Ruth is 44. As the novel opens, she is recovering from an unexpected heart attack. She is single, although she nearly got married over twenty years previously. But now she lives with her widowed mother, with whom she has a strange and somewhat co-dependent relationship. The heart attack is the catalyst for some re-thinking of her future, and an attempt to get out of the rut in which she finds herself... although she's reluctant to do so.

She's aided in this by a rather charming theatre director called Ian, one of the young men mentioned on the back. But she is equally hampered by her spoilt brother Matthew, who is a struggling and very selfish actor. While their mother seems to rely on Ruth and manipulates her into staying with her, it's Matthew who is given financial hand-outs and allowed to behave as badly as he wishes. I really didn't like Matthew at all.

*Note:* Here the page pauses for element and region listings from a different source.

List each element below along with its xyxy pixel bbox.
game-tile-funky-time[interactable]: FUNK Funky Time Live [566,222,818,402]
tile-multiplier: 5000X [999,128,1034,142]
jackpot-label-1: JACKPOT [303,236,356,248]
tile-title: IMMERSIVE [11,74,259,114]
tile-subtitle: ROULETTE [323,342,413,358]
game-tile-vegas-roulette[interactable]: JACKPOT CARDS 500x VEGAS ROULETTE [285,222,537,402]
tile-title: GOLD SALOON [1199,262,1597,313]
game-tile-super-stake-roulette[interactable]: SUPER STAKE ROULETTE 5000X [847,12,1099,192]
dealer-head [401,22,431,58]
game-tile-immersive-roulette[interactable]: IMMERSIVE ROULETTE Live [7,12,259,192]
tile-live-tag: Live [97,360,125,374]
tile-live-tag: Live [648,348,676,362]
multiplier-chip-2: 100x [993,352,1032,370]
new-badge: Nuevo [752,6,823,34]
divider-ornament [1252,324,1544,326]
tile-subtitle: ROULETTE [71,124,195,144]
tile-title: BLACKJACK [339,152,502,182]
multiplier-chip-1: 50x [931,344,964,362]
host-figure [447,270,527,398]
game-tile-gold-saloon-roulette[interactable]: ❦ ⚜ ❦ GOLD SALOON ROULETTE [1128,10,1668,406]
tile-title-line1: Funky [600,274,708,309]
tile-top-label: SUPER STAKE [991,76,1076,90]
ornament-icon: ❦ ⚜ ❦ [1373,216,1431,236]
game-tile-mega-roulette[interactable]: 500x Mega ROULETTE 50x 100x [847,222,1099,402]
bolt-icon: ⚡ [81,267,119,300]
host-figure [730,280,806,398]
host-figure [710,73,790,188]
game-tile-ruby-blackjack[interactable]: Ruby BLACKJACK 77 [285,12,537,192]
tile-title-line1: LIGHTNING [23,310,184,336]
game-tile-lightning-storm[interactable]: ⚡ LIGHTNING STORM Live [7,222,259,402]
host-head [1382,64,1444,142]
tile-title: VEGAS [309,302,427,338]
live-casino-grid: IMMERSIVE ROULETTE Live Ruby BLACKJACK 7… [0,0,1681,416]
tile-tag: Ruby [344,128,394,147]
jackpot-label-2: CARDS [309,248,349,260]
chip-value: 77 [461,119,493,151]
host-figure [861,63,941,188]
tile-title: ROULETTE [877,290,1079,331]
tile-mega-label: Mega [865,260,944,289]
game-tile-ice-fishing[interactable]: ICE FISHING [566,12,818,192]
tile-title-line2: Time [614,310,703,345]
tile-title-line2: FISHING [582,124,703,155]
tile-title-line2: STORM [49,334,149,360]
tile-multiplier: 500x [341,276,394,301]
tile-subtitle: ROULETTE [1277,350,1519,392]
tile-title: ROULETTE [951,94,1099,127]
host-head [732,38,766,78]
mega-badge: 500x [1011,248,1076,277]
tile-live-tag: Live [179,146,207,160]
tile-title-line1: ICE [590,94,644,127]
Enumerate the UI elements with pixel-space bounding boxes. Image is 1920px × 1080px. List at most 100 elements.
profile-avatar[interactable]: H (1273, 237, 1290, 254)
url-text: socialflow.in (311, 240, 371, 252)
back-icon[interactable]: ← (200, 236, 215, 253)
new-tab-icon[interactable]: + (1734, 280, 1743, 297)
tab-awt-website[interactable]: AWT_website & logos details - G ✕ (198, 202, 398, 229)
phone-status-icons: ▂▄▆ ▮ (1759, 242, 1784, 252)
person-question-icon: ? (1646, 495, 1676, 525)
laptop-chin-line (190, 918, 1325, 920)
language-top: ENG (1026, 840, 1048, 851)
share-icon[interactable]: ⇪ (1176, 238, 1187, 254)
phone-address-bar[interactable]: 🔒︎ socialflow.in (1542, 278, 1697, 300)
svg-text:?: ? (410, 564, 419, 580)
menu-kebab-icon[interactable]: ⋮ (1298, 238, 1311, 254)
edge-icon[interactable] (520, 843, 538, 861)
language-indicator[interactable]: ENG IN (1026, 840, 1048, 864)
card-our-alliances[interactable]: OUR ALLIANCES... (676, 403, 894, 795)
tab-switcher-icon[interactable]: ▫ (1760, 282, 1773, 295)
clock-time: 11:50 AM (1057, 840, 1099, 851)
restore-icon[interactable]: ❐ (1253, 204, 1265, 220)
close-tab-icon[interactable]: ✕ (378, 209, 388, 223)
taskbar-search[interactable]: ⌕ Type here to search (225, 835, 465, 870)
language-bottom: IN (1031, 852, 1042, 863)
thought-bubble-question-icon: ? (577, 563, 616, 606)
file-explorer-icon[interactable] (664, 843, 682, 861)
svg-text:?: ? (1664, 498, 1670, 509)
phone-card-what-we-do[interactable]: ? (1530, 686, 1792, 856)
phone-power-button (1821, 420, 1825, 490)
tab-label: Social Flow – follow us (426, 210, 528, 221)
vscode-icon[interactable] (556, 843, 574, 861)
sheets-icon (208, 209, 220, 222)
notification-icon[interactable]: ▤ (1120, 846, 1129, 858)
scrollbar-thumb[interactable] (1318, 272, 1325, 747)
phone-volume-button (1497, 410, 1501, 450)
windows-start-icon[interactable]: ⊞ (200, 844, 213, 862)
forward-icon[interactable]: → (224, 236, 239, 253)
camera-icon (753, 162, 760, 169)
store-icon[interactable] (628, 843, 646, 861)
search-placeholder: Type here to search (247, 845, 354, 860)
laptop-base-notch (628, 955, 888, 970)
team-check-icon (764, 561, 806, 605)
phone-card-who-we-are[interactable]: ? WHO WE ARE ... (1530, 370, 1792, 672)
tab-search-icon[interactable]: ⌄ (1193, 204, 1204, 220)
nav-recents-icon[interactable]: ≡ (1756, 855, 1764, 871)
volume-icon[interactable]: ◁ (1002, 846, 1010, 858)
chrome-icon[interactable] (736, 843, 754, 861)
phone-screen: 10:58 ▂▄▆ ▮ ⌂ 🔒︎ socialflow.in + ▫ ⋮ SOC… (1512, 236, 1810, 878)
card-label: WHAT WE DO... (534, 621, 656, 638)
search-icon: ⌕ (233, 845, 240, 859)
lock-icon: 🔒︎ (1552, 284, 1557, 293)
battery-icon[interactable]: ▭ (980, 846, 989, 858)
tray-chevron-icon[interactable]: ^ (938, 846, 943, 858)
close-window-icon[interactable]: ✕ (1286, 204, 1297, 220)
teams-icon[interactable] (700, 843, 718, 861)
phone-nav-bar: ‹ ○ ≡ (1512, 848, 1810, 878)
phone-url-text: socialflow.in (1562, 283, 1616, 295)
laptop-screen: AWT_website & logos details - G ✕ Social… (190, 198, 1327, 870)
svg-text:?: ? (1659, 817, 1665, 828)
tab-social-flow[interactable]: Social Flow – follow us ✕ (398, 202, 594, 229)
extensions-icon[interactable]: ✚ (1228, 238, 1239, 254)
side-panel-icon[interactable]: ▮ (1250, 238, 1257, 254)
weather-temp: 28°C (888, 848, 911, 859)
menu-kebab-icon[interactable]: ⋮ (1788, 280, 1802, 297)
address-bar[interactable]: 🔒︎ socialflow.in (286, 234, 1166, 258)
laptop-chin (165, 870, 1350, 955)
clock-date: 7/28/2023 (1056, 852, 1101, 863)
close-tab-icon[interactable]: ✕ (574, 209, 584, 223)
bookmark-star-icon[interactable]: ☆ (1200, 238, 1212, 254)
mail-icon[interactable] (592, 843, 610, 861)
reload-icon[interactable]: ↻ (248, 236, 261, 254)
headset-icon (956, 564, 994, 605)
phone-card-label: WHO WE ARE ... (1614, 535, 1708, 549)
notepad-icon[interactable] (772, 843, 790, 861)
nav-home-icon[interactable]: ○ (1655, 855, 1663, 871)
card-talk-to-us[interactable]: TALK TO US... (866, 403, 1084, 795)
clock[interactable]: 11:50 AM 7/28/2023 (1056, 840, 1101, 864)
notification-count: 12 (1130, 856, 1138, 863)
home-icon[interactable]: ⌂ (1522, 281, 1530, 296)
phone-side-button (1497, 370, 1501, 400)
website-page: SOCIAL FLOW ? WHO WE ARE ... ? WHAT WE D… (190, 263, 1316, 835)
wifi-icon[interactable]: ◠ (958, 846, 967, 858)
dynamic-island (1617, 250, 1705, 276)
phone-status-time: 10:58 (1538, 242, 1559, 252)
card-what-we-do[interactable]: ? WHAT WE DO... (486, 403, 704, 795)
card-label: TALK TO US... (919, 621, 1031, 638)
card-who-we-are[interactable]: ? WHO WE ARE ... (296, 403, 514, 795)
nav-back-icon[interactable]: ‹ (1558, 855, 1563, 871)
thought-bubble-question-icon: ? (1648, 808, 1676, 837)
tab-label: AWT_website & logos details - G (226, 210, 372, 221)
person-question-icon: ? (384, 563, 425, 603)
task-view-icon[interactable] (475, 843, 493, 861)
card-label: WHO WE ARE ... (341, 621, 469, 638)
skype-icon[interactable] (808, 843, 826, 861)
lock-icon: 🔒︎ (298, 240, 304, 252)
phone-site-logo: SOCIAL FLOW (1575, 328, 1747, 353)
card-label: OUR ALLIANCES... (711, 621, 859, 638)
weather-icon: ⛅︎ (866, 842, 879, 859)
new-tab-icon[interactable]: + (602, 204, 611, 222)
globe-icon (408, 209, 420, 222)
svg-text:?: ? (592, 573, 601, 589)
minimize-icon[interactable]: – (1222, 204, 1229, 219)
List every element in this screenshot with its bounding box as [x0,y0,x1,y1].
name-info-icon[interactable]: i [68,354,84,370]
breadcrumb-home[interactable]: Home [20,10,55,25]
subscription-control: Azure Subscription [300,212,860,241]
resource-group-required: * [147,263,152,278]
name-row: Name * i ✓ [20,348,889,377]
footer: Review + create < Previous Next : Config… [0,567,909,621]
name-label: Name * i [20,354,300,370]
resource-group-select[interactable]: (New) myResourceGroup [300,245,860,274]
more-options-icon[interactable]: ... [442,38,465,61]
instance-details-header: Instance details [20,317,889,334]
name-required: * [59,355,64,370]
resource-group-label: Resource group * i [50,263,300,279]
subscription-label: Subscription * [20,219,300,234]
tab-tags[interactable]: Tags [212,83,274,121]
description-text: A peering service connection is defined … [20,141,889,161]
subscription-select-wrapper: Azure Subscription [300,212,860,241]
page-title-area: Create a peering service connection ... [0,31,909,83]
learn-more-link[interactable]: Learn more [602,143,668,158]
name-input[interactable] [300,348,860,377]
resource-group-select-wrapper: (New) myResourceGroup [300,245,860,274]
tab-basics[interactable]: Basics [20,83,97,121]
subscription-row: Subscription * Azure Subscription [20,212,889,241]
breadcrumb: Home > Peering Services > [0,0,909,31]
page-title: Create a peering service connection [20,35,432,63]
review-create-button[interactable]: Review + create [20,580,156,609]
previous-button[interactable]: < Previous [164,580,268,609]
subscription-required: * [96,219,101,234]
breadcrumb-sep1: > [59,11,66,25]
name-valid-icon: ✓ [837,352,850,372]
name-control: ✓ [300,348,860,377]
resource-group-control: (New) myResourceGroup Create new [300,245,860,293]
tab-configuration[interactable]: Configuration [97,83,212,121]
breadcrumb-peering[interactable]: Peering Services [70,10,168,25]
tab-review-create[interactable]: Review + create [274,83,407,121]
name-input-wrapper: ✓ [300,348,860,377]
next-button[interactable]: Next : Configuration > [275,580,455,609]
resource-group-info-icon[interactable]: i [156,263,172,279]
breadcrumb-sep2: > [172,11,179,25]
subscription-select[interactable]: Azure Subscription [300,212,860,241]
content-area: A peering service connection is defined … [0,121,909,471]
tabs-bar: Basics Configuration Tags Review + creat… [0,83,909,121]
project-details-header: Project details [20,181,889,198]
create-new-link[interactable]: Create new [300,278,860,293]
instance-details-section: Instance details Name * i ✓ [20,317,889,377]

I did like Ruth, however. Just as well, since it's her story. Unfortunately I found most of the other characters to be rather typecast and flat. The story flowed fairly well - I kept reading to find out what happened, although it wasn't the most inspiring writing - but I could see the climax of the book coming some time before it did. And I didn't find much to laugh about. Yes, Ruth's occaional ascerbic wit and terrible self-esteem sometimes made me smile, but I certainly didn't find any bubbly humour. Rather the reverse, I felt. Ruth's situation was quite depressing.

The ending then happened rather quickly, and much too neatly. I like threads being tidied up at the end of novels, but they didn't hang together in this book. Both Matthew and Ruth appeared to change character in the final pages,leaving me a little bewildered.

Still, it's not bad for light, easy reading, for anyone who enjoys women's fiction, particularly if you have any interest in the theatre. I was pleased that, compared to many modern novels there is very little bad language, and only a couple of fairly mild bedroom scenes.

I may well read it again in five or six years, and perhaps will like it better second time around. Most reviews I've seen of this book were overwhelmingly positive, so it's entirely possible I've missed something.